With some desktop websites being designed 100 percent with Flash technology, Dickman said some designers see adapting to its absence as a challenge. Additionally, another factor designers need to work around when designing for mobile is a smaller interface and the fact that users will be navigating with their fingers.
Referring to a study by Forrester Research that predicts the popularity of tablet devices to surpass notebooks, Dickman said designing for such devices will give way to greater monetization opportunities.
“Designing for the iPad [and other tablet devices] is a whole different animal,” Dickman said. “You have a lot more space and this gives you the opportunity to create something that is great for users — something that’s visually pleasing with an interface that allows for comfortable viewing.”

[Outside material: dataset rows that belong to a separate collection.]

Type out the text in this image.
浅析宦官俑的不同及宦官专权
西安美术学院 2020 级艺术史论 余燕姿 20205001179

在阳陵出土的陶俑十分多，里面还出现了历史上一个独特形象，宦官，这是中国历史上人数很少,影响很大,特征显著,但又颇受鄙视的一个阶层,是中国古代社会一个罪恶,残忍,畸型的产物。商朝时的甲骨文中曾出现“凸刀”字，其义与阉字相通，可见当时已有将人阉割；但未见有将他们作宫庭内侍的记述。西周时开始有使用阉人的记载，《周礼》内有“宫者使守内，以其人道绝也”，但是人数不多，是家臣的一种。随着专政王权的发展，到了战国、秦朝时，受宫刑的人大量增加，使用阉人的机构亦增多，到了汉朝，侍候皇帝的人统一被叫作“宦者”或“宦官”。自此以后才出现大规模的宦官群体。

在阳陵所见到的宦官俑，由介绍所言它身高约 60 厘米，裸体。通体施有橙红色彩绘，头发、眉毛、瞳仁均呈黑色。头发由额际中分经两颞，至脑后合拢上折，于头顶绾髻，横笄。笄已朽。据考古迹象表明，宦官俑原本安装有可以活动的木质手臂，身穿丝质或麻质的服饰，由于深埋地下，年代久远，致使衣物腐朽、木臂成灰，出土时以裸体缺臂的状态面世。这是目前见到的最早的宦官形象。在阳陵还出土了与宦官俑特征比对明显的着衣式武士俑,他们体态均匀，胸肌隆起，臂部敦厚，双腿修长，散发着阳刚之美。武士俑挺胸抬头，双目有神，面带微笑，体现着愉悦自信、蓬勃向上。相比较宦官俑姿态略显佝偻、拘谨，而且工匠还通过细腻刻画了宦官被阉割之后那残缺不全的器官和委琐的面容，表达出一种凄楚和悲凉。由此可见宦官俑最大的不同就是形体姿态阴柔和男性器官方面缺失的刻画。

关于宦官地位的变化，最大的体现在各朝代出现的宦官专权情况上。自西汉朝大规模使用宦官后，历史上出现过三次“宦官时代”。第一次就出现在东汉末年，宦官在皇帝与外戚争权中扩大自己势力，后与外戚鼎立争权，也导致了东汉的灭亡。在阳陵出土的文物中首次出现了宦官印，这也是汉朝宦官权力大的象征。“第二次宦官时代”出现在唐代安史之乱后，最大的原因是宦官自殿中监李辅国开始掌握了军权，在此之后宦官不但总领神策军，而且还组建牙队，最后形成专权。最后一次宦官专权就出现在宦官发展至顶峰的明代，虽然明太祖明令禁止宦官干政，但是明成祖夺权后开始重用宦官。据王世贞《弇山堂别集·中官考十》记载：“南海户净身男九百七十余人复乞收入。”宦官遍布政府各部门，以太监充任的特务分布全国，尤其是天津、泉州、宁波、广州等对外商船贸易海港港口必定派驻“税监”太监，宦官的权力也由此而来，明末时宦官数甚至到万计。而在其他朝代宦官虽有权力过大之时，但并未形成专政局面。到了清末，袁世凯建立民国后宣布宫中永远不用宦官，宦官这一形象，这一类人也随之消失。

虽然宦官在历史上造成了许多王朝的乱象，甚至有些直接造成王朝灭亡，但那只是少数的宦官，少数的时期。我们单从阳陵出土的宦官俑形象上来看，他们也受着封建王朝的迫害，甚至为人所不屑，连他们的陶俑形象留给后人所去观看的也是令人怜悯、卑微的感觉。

To keep up with the times, Dickman advises designers to focus on the end user.
“It’s all about the user experience,” Dickman said. “Users need to be able to browse your site with ease. The key message is that designers should focus on info architecture rather than graphics.”
Martin of Design4Porn.com said that new technologies, such as the recent development of jQTouch might be a cure to problematic Flash interfaces. Additionally, he said designers can correct delayed mobile Internet browsing by optimizing the server-side and database requests.
However, Martin said mobile isn’t the answer for all websites.
“I’m not worried about speed, what worries me are industry standards,” Martin said. “Take for example a website that sells airline tickets, this is just an ideal application of a website optimized for mobile devices — easy and simple to use, without heavy interface and design. Now compare it to a site that wants to stream VOD, I see many problems with video stream compatibility for different handhelds. Until platforms and standards merge to reasonable level, mobile Internet will always be very limited.”
Nevertheless, Martin said he sees the cross-browser and cross-device compatibility trend on the rise and hopes to see a merging of web standards.
“Regarding user experience I think websites might become more and more optimized for touch screens, be it a handheld or desktop PC,” Martin said. “This implies usage of new control and navigation methods.”